Más tarde, mirando por encima del hombro de Phyllis, pensó con qué facilidad habían acudido a su boca aquellas palabras. Había hablado en parte para calmar el terror de la mujer y hacerle sentir una protección, una segundad. Pero aquel deseo de tranquilizarla, ¿no significaba acaso que la amaba? ¿Con un amor fundado no solamente en la atracción sexual, sino también en el hecho de que ella era —como él— un ser humano?

—He aquí otra alma en pena que viene hacia nosotros —dijo.

Phyllis se giró en sus brazos para mirar en la dirección señalada por él.

Al hacer esto, imprimió a los dos un movimiento de rotación más rápido. Mientras giraban sobre sí mismos, vieron al recién llegado aumentar de tamaño a medida que se aproximaba, y muy pronto pudieron distinguir todos los detalles de su cuerpo.
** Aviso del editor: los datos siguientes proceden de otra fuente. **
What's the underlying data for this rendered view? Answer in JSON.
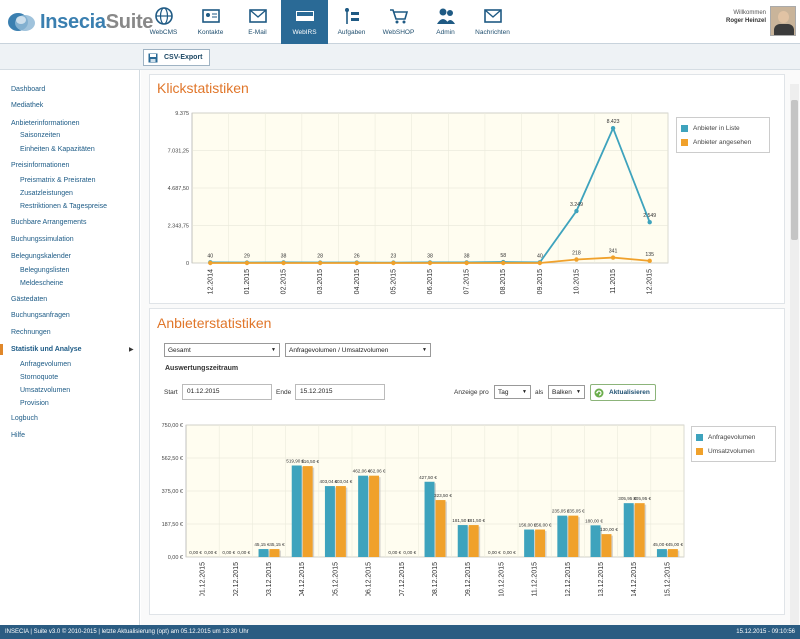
{
  "app": {
    "brand_part1": "Insecia",
    "brand_part2": "Suite"
  },
  "nav": [
    {
      "label": "WebCMS",
      "icon": "globe-icon"
    },
    {
      "label": "Kontakte",
      "icon": "contact-card-icon"
    },
    {
      "label": "E-Mail",
      "icon": "envelope-icon"
    },
    {
      "label": "WebIRS",
      "icon": "rooms-available-icon",
      "active": true
    },
    {
      "label": "Aufgaben",
      "icon": "tasks-icon"
    },
    {
      "label": "WebSHOP",
      "icon": "cart-icon"
    },
    {
      "label": "Admin",
      "icon": "users-icon"
    },
    {
      "label": "Nachrichten",
      "icon": "message-icon"
    }
  ],
  "user": {
    "greeting": "Willkommen",
    "name": "Roger Heinzel"
  },
  "toolbar": {
    "csv_label": "CSV-Export"
  },
  "sidebar": [
    {
      "label": "Dashboard",
      "level": 0
    },
    {
      "label": "Mediathek",
      "level": 0
    },
    {
      "label": "Anbieterinformationen",
      "level": 0
    },
    {
      "label": "Saisonzeiten",
      "level": 1
    },
    {
      "label": "Einheiten & Kapazitäten",
      "level": 1
    },
    {
      "label": "Preisinformationen",
      "level": 0
    },
    {
      "label": "Preismatrix & Preisraten",
      "level": 1
    },
    {
      "label": "Zusatzleistungen",
      "level": 1
    },
    {
      "label": "Restriktionen & Tagespreise",
      "level": 1
    },
    {
      "label": "Buchbare Arrangements",
      "level": 0
    },
    {
      "label": "Buchungssimulation",
      "level": 0
    },
    {
      "label": "Belegungskalender",
      "level": 0
    },
    {
      "label": "Belegungslisten",
      "level": 1
    },
    {
      "label": "Meldescheine",
      "level": 1
    },
    {
      "label": "Gästedaten",
      "level": 0
    },
    {
      "label": "Buchungsanfragen",
      "level": 0
    },
    {
      "label": "Rechnungen",
      "level": 0
    },
    {
      "label": "Statistik und Analyse",
      "level": 0,
      "active": true
    },
    {
      "label": "Anfragevolumen",
      "level": 1
    },
    {
      "label": "Stornoquote",
      "level": 1
    },
    {
      "label": "Umsatzvolumen",
      "level": 1
    },
    {
      "label": "Provision",
      "level": 1
    },
    {
      "label": "Logbuch",
      "level": 0
    },
    {
      "label": "Hilfe",
      "level": 0
    }
  ],
  "klick": {
    "title": "Klickstatistiken"
  },
  "anbieter": {
    "title": "Anbieterstatistiken",
    "select_scope": "Gesamt",
    "select_metric": "Anfragevolumen / Umsatzvolumen",
    "period_heading": "Auswertungszeitraum",
    "start_label": "Start",
    "start_value": "01.12.2015",
    "end_label": "Ende",
    "end_value": "15.12.2015",
    "display_label": "Anzeige pro",
    "display_value": "Tag",
    "as_label": "als",
    "as_value": "Balken",
    "update_label": "Aktualisieren"
  },
  "footer": {
    "left": "INSECIA | Suite v3.0 © 2010-2015 | letzte Aktualisierung (opt) am 05.12.2015 um 13:30 Uhr",
    "right": "15.12.2015 - 09:10:56"
  },
  "chart_data": [
    {
      "type": "line",
      "title": "Klickstatistiken",
      "categories": [
        "12.2014",
        "01.2015",
        "02.2015",
        "03.2015",
        "04.2015",
        "05.2015",
        "06.2015",
        "07.2015",
        "08.2015",
        "09.2015",
        "10.2015",
        "11.2015",
        "12.2015"
      ],
      "y_ticks": [
        "0",
        "2.343,75",
        "4.687,50",
        "7.031,25",
        "9.375"
      ],
      "ylim": [
        0,
        9375
      ],
      "series": [
        {
          "name": "Anbieter in Liste",
          "color": "#3ea3bd",
          "values": [
            40,
            29,
            38,
            28,
            26,
            23,
            38,
            38,
            58,
            40,
            3249,
            8423,
            2549
          ],
          "labels": [
            "40",
            "29",
            "38",
            "28",
            "26",
            "23",
            "38",
            "38",
            "58",
            "40",
            "3.249",
            "8.423",
            "2.549"
          ]
        },
        {
          "name": "Anbieter angesehen",
          "color": "#f0a12b",
          "values": [
            0,
            0,
            0,
            0,
            0,
            0,
            0,
            0,
            0,
            0,
            218,
            341,
            135
          ],
          "labels": [
            "",
            "",
            "",
            "",
            "",
            "",
            "",
            "",
            "",
            "",
            "218",
            "341",
            "135"
          ]
        }
      ],
      "legend": "right"
    },
    {
      "type": "bar",
      "title": "Anbieterstatistiken",
      "categories": [
        "01.12.2015",
        "02.12.2015",
        "03.12.2015",
        "04.12.2015",
        "05.12.2015",
        "06.12.2015",
        "07.12.2015",
        "08.12.2015",
        "09.12.2015",
        "10.12.2015",
        "11.12.2015",
        "12.12.2015",
        "13.12.2015",
        "14.12.2015",
        "15.12.2015"
      ],
      "y_ticks": [
        "0,00 €",
        "187,50 €",
        "375,00 €",
        "562,50 €",
        "750,00 €"
      ],
      "ylim": [
        0,
        750
      ],
      "series": [
        {
          "name": "Anfragevolumen",
          "color": "#3ea3bd",
          "values": [
            0,
            0,
            45.15,
            519.9,
            403.04,
            462.06,
            0,
            427.5,
            181.5,
            0,
            156.0,
            235.05,
            180.0,
            305.95,
            45.0
          ],
          "labels": [
            "0,00 €",
            "0,00 €",
            "45,15 €",
            "519,90 €",
            "403,04 €",
            "462,06 €",
            "0,00 €",
            "427,50 €",
            "181,50 €",
            "0,00 €",
            "156,00 €",
            "235,05 €",
            "180,00 €",
            "305,95 €",
            "45,00 €"
          ]
        },
        {
          "name": "Umsatzvolumen",
          "color": "#f0a12b",
          "values": [
            0,
            0,
            45.15,
            516.5,
            403.04,
            462.06,
            0,
            323.5,
            181.5,
            0,
            156.0,
            235.05,
            130.0,
            305.95,
            45.0
          ],
          "labels": [
            "0,00 €",
            "0,00 €",
            "45,15 €",
            "516,50 €",
            "403,04 €",
            "462,06 €",
            "0,00 €",
            "323,50 €",
            "181,50 €",
            "0,00 €",
            "156,00 €",
            "235,05 €",
            "130,00 €",
            "305,95 €",
            "45,00 €"
          ]
        }
      ],
      "legend": "right"
    }
  ]
}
Era un cuerpo largo en forma de tubo, de color amarronado y amarillo. Provisto en uno de sus extremos de seis delgados tentáculos parecidos a aletas caudales y en el otro de una cresta de piel en forma de dientes de sierra. Estaba provisto a cada lado de su cuerpo de un grueso pedúnculo con ojos hundidos en sus correspondientes órbitas. Al extremo del cuerpo que apuntaba hacia Cull y Phyllis había un orificio orlado con dos gruesos labios color púrpura que se abrían y cerraban. Cull pensó que debían ser válvulas para el tubo de aire comprimido del que parecía servirse la extraña criatura para impulsarse, como un aparato a reacción, por la atmósfera.

El recién llegado dio un giro, primero prudentemente, alrededor de los dos seres humanos, y luego, decidiendo en apariencia que no podían causarle ningún daño, avanzó hacia ellos y rozó el hombro de Phyllis con el extremo de uno de sus tentáculos.

Phyllis gritó.

La extraña criatura gritó a su vez, y se alejó a toda velocidad.
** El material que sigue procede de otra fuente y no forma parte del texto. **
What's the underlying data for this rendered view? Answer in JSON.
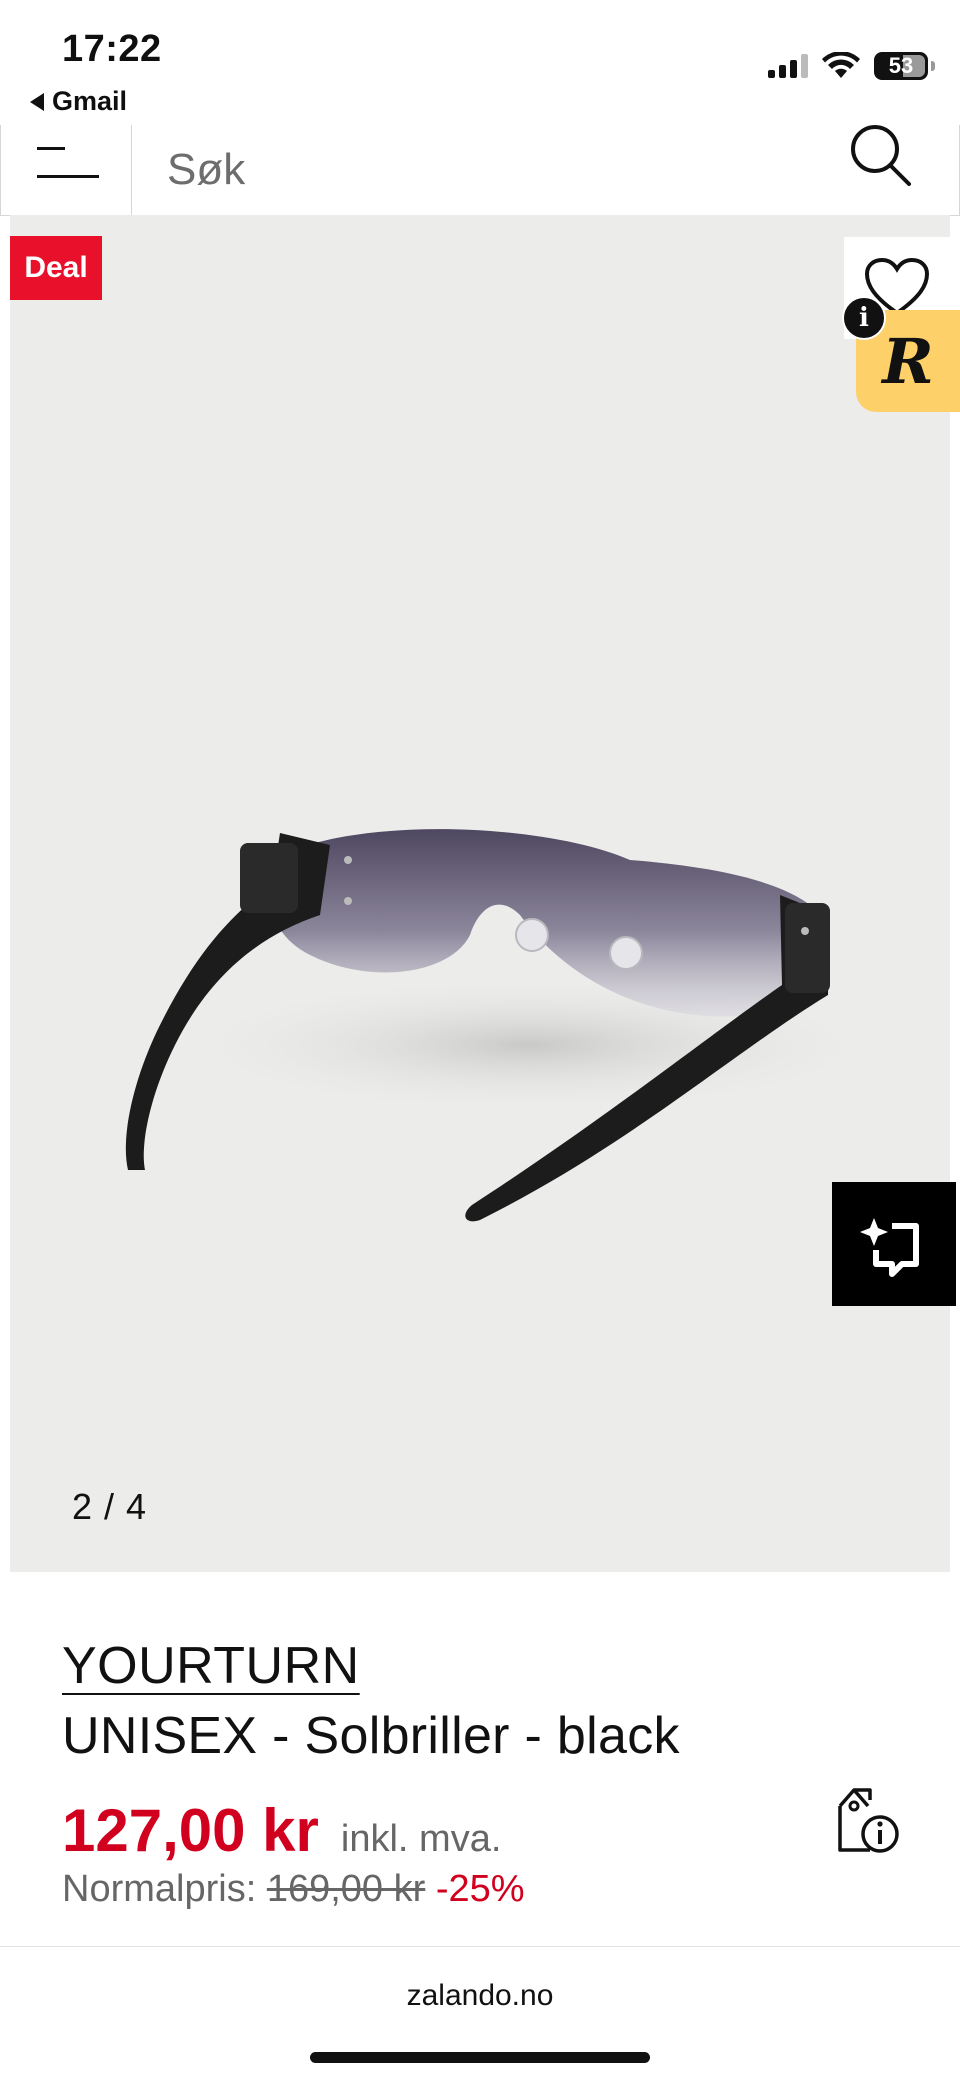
{
  "status_bar": {
    "time": "17:22",
    "back_app": "Gmail",
    "battery": "53",
    "icons": [
      "cellular-signal-icon",
      "wifi-icon",
      "battery-icon"
    ]
  },
  "header": {
    "search_placeholder": "Søk",
    "icons": [
      "hamburger-menu-icon",
      "search-icon"
    ]
  },
  "gallery": {
    "deal_badge": "Deal",
    "counter": "2 / 4",
    "image_alt": "sunglasses-product-photo",
    "icons": [
      "heart-icon",
      "info-icon",
      "r-badge-icon",
      "ai-sparkle-icon"
    ]
  },
  "product": {
    "brand": "YOURTURN",
    "name": "UNISEX - Solbriller - black",
    "price": "127,00 kr",
    "vat_note": "inkl. mva.",
    "normal_label": "Normalpris:",
    "old_price": "169,00 kr",
    "discount": "-25%",
    "price_info_icon": "price-tag-info-icon"
  },
  "browser": {
    "url": "zalando.no"
  },
  "colors": {
    "sale_red": "#d1001f",
    "deal_red": "#e8102a",
    "badge_yellow": "#fdd06a"
  }
}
—Volverá —dijo Cull—. Y tarde o temprano nos convertiremos en sus esclavos, al igual que los demonios se convirtieron en los nuestros.

Intentó comunicarle a Phyllis lo que pensaba, pero sintió pesar nuevamente sobre él la obligación del silencio.

Ahora comprendo lo que sentían los demonios, se dijo. Quisiera hacerles saber a esas pobres criaturas que los actos que cometen aquí influirán en su vida en otro mundo. Pero me doy cuenta de que es imposible. Entonces me irritaré al darme cuenta de que no ven lo que para mí es tan evidente. Les odiaré por ser tan ciegos, tan obcecados. Y, deseando verles hacer lo que es justo, les detestaré por mostrarse egoístas, crueles, indiferentes, arrogantes o mezquinos. Los odiaré pero, al mismo tiempo, les amaré.

Y ellos me preguntarán: «¿Cuál es la verdad?». Y yo no podré decírsela, porque ellos la conocen ya.